Durante um café da manhã realizado nesta quinta-feira, dia 16, com a presença de jornalistas, o ministro das Relações Institucionais, José Guimarães, manifestou oposição à possibilidade de o Banco de Brasília (BRB) receber apoio financeiro do governo federal. O ministro declarou que, sob seu ponto de vista pessoal, não concorda com qualquer tipo de socorro à instituição. Segundo ele, se for consultado sobre o tema, irá demonstrar total contrariedade a qualquer medida desse tipo envolvendo o banco.
O BRB está sendo alvo de investigações que apuram operações financeiras consideradas irregulares, as quais teriam proporcionado vantagens ao Banco Master. O caso envolve suspeita de desvio de bilhões de reais em recursos, e as apurações são conduzidas pela Polícia Federal.

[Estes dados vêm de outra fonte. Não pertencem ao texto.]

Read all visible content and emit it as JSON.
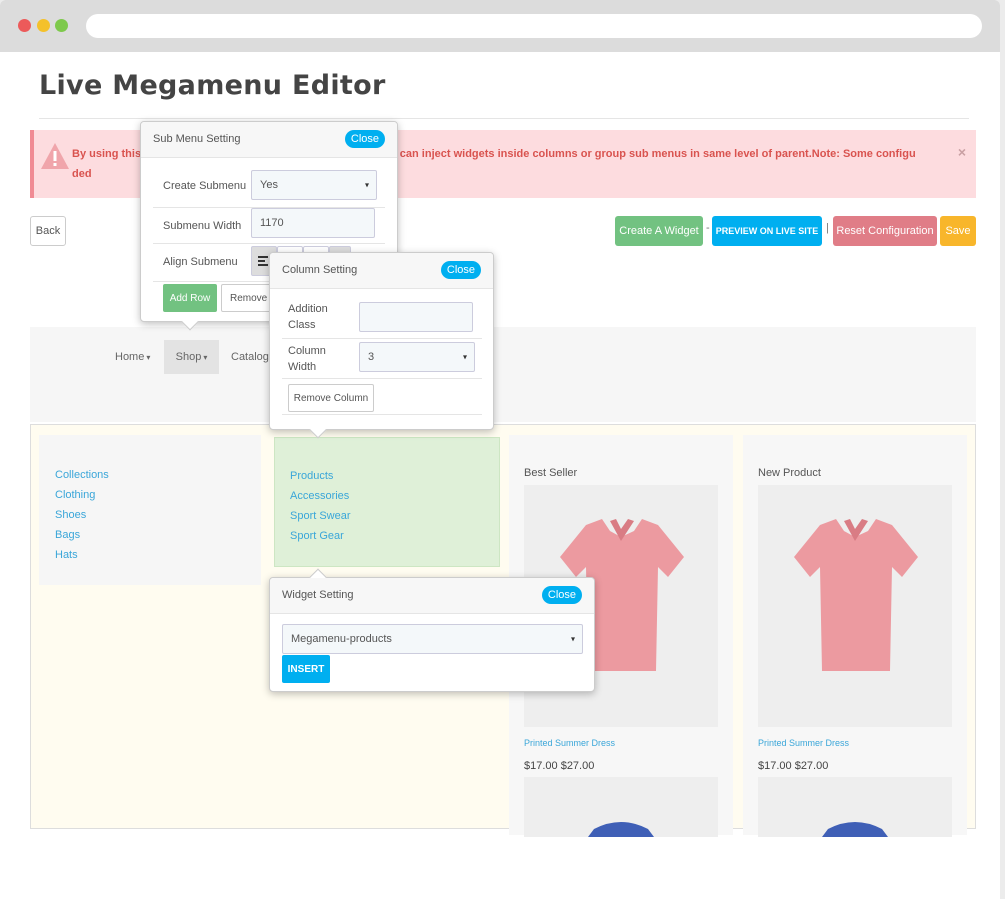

José Guimarães afirmou que, ao término das investigações, ficará claro quem são os responsáveis pelo desvio de recursos no âmbito do Banco Master. Entre as pessoas citadas nas investigações, estão o governador do Distrito Federal, Ibaneis Rocha, filiado ao MDB, e Paulo Henrique Costa, ex-presidente do BRB. Este último foi preso nesta semana durante a quarta fase da Operação Compliance Zero.
“A Polícia Federal está fazendo um trabalho extraordinário. Ao final vamos saber quem são os responsáveis por tamanho absurdo, pelos tantos bilhões envolvidos. A orientação do presidente Lula é essa. Doa a quem doer”, declarou Guimarães.
O ministro também criticou a postura de parte da classe política diante de questões recentes, considerando algumas atitudes oportunistas. Ele direcionou críticas à movimentação de parlamentares durante a janela partidária, momento em que houve intensa troca de partidos.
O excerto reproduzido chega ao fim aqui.